Each target has its own set of ops, and each host would need its own assembly 
implementation of those ops. Multiply 11 targets by 11 hosts and you get a 
unmaintainable mess :-)

> > In the existing dyngen implementation most operands to ops are implicit,
> > with only a few ops taking explicit arguments. The principle with the new
> > system is that all operands are explicit.
>
> Having looked ahead to your example before replying to this, I think I
> understand that part now.  (Just barely.)
>
> > The intermediate representation used by the code generator resembles an
> > imaginary machine. This machine has various different instructions
> > (qops), and a nominally infinite register file (qregs).
>
> Each qreg is represented as an integer index?

Yes.

> > Each qop takes zero or more arguments, each of which may be an input or
> > output.
>
> The input or output is always one of these qreg indexes?  (Some of the
> existing ones seem to take immediate values...)

It is always a qreg.
Potentially we could decide that some qregs are constants rather than 
variables, and use that information for gode generation, but that's a 
slightly different issue.

> > In addition to dynamically allocated qregs there are a fixed set of qregs
> > that map onto the guest CPU state.

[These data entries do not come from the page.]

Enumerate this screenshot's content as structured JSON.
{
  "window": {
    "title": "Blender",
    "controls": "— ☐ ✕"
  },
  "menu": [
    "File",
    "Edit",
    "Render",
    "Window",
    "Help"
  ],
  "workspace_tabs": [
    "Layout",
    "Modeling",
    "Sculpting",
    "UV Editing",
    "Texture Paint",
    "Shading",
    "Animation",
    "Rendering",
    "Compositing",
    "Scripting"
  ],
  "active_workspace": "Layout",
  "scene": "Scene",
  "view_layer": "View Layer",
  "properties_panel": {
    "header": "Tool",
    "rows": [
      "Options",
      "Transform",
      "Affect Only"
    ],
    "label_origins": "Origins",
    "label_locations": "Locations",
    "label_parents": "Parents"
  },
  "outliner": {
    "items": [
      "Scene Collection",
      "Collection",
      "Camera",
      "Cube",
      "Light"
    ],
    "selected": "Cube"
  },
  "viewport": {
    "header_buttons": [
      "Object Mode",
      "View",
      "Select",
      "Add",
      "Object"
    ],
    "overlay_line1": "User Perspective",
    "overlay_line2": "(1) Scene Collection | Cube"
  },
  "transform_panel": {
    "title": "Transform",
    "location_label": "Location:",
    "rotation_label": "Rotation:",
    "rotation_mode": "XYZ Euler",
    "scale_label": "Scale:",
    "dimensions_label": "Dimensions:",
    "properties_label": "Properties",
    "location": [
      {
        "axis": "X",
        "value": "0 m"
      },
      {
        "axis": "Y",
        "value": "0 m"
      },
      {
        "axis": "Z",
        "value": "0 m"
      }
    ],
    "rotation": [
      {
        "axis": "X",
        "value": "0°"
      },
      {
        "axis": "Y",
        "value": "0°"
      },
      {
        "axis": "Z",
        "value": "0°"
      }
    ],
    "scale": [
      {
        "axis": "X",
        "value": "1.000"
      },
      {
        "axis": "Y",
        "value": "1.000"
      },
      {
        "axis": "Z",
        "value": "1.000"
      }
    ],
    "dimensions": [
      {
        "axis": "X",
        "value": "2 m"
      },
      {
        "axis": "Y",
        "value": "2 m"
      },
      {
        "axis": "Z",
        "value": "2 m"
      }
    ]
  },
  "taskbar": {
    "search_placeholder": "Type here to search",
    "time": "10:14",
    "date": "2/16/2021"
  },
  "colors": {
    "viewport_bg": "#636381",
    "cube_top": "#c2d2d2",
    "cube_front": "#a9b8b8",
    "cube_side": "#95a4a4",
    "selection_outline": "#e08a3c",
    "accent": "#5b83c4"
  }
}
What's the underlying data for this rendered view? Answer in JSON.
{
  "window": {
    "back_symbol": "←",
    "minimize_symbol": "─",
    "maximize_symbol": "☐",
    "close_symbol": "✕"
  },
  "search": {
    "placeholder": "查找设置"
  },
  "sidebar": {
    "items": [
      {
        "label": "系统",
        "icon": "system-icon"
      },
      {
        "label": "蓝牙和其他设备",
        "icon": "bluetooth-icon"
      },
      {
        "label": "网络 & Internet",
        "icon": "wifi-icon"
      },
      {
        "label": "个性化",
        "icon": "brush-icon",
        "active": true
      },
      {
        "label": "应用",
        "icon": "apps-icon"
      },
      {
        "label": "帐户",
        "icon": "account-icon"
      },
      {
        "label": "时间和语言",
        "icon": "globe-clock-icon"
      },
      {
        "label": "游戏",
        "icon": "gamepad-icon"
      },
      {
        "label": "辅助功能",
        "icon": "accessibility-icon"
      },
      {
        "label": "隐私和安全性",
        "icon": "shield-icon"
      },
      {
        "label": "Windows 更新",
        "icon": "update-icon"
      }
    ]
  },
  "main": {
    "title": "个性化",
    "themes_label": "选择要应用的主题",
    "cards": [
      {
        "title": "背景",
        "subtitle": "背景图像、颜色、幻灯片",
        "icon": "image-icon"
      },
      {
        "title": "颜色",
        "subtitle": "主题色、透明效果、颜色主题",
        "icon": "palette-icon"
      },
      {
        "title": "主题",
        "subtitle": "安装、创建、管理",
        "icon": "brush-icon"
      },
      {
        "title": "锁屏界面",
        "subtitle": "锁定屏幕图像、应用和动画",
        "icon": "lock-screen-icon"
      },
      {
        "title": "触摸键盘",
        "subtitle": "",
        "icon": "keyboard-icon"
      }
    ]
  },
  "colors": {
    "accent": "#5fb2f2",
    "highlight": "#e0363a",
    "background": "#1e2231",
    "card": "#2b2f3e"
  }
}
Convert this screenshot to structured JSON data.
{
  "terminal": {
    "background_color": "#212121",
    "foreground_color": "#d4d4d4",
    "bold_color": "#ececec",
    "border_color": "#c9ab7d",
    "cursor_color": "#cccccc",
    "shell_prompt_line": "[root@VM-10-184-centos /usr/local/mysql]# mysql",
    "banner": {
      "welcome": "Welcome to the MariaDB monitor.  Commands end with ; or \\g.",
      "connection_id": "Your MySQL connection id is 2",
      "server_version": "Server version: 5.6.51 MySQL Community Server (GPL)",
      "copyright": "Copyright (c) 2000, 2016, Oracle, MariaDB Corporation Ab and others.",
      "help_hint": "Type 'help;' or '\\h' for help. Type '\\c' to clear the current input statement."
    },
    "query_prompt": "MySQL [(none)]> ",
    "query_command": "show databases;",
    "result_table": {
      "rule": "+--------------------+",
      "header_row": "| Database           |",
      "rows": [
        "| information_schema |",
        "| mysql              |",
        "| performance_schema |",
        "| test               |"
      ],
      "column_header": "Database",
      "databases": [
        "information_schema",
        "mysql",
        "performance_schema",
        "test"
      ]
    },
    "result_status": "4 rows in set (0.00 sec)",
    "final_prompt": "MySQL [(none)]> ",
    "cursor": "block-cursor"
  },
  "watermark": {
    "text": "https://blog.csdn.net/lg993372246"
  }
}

This is to simplify code generation.
>
> These are indexes 0, 1, and 2?

They are defined by th code you quote below. However this is an implementation 
detail, and could change. You should use the named constants.

> Ok, looking at target-arm/translate.c, we have:
>
> static inline void gen_op_addl_T0_T1(void)
> {
>     gen_op_add32(QREG_T0, QREG_T0, QREG_T1);
> }
>
> So what is QREG_T0 anyway?  This is hard to grep for. 'find . | grep -v svn
> | xargs grep "QREG_T0"' doesn't produce anything useful, so there's got to
> be preprocessor concatenation stuff with ## going on, let's try just QREG
> on the *.h files, and yup at the start of qop.h there's this:

It corresponds to "T0" in dyngen. In addition to the actual CPU state, dyngen 
uses 3 fixed register as scratch workspace. for qop purposes these are part 
of the guest CPU state. They're only there to aid conversion of the 
translation code, they'll go away eventually.

> enum target_qregs {
>     QREG_NULL,
> #define DEFO32(name, offset) QREG_ ## name,
> #define DEFO64(name, offset) DEFO32(name, offset)
> #define DEFF32(name, reg) DEFO32(name, reg)
> #define DEFF64(name, reg) DEFO32(name, reg)
> #define DEFR(name, reg, mode) DEFO32(name, reg)
> #include "qregs.def"
>
> And that has "DEFR(T0, AREG1, QMODE_I32)" which...  Ok, DEFR() discards the
> third argument ("mode") completely, and then DEFO32() discards the second
> argument (offset), and what's left is just the name, so it's position
> dependent (so why have the darn macros at ALL?)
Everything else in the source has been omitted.